Pernyataan Gurubesar
Geografi University of Waterloo, Ontario, Canada, Bruce Mitchell tersebut,
belakangan ini terbukti terjadi di wilayah Jawa Barat. Seperti diberitakan Pikiran Rakyat (08/10/2015), Pembangunan
Pelabuhan Samudera Bojong Salawe yang terus berlanjut dikhawatirkan Badan
Pengendali Lingkungan Hidup (BPLH) Pangandaran. Sebab, selama ini tidak ada izin
lingkungan dan tidak ada komitmen yang dipegang oleh semua pihak untuk
mengatasi kerusakan lingkungan akibat pembangunan itu.
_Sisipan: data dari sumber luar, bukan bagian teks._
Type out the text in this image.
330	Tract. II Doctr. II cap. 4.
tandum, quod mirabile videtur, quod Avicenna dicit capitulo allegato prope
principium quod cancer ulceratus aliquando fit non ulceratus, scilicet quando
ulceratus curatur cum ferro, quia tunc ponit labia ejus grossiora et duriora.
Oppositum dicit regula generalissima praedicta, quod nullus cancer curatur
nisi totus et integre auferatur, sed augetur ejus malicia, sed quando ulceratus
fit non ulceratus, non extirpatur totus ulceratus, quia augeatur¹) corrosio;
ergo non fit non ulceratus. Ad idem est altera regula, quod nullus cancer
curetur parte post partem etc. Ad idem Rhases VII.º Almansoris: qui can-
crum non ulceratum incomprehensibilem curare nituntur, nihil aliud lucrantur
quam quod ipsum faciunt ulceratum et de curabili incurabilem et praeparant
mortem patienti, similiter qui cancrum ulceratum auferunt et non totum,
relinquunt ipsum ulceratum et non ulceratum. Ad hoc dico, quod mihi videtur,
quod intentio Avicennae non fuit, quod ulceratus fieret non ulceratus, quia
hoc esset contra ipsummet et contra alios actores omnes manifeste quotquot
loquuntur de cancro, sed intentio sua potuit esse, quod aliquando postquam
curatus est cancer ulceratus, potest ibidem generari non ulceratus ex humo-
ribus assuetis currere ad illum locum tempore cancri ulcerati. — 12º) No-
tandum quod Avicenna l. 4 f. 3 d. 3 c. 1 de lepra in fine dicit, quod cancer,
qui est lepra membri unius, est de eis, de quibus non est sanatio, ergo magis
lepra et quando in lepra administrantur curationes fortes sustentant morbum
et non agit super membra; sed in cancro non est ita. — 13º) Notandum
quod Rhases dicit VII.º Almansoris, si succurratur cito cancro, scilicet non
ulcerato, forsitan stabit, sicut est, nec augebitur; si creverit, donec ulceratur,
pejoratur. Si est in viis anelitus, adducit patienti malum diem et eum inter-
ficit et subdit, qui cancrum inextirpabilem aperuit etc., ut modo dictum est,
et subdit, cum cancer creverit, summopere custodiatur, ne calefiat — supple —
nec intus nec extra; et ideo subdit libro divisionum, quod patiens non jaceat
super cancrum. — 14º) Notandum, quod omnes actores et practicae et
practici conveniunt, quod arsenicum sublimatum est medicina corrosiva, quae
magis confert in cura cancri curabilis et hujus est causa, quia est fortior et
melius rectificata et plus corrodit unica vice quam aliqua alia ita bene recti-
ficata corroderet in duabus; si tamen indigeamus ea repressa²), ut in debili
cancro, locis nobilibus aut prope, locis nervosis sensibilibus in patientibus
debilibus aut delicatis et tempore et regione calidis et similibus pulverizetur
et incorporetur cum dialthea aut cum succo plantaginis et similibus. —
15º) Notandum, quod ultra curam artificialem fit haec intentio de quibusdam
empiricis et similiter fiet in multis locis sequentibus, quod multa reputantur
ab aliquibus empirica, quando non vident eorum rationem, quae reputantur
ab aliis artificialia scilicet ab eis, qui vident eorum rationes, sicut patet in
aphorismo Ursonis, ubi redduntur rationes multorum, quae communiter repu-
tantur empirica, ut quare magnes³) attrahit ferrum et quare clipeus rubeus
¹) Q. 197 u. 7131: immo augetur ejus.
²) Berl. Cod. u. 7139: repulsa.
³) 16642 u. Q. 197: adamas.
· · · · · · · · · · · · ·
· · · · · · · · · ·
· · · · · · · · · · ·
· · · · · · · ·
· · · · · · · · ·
Selain itu, Kabar Priangan (10/10/2015), memberitakan
warga orang terkena dampak (OTD) Waduk Jatigede merencanakan akan menggelar
aksi massa. Aksi akan digelar dipicu kekesalan warga terhadap pemerintah yang
selama ini tidak konsisten menangani persoalan warga Jatigede. Menurut pengakuan
salah satu warga yang terkena dampak, Ki Wangsa, “Jangan disangka setelah
penggenangan kemudian warga diam. Kita akan terus menuntut hak-hak kami yang
belum diselesaikan.”
Sementara itu,
sebelumnya Kabar Priangan (09/10/2015)
juga mengkabarkan masyarakat Desa Sinartanjung Kecamatan Pataruman meminta
pemerintah bersikap tegas terhadap para penambang pasir ilegal di sungai
Citanduy. Pasalnya aktifitas penambangan pasir ilegal itu telah menyebabkan
lahan milik warga di pinggiran sungai itu atau tepatnya di sekitar Dusun Sinargalih
“menghilang” akibat amblas dan tergerus air sungai. Warga mengaku sudah habis
kesabaran dengan para penambang pasir tersebut.
Fenomena tersebut
merupakan sebagian gambaran dari pengelolaan lingkungan yang terjadi di wilayah
Priangan. Untuk itu, sangatlah penting kita mengenali dari keempat elemen
pengelolaan sumberdaya alam dan lingkungan tersebut (perubahan, kompleksitas,
ketidakpastian, konflik) dan memahami bagaimana keempatnya saling berpengaruh,
sehingga memiliki peluang bagaimana kita dapat menjadi agen perubahan yang
positif.
Pertama, perubahan. Elemen ini mengajarkan bahwa
perencana dan pengelola lingkungan harus selalu siap menghadapi perubahan. Baik
perubahan lingkungan itu sendiri, maupun perubahan sistem sosial, ekonomi, dan
politik yang sering mewarnai proses pengambilan keputusan. Terkait proses pemberhentian
sementara proyek Pelabuhan Samudera Bojong Salawe, diakui Kepala Subbidang
Pengkajian Analisis Dampak dan Teknik Lingkungan BPLH Pangandaran, Rahlan Herman
bahwa secara kasat mata proses pembangunan itu tentu mengubah ekosistem yang
ada. Saat ini pun telah terlihat beberapa tanaman mangrove yang berubah. Oleh
karena itu, ia meminta komitmen semua pihak untuk menjaga lingkungan melalui
penyelesaian dokumen lingkungan.
Kedua, kompleksitas. Di sini, harus kita akui kalau
dampak kegiatan manusia terhadap lingkungan memang sesuatu yang sangat kompleks
dan tidak selalu dapat dipahami secara utuh. Artinya, bagi perencana dan
pengelola lingkungan harus memahami kalau perubahan lingkungan itu tidak
semuanya dapat diprediksi sebelumnya. Demikian pula dengan dampak perubahan
pembangunan waduk Jadigede di Sumedang. Sebagian aspek dapat diprediksikan,
tapi sebagian lainnya sama sekali belum dapat dibayangkan apa implikasi susulan
dari perubahan tersebut.
Ketiga, ketidakpastian. Keberadaan elemen ini, bagi
perencana dan pengambil keputusan harus dipahami betul. Sebab, lingkungan itu
dipenuhi ketidakpastian. Artinya, mereka harus berani mengambil keputusan
ketika tidak semua informasi dan pemahaman dapat diperoleh secara utuh.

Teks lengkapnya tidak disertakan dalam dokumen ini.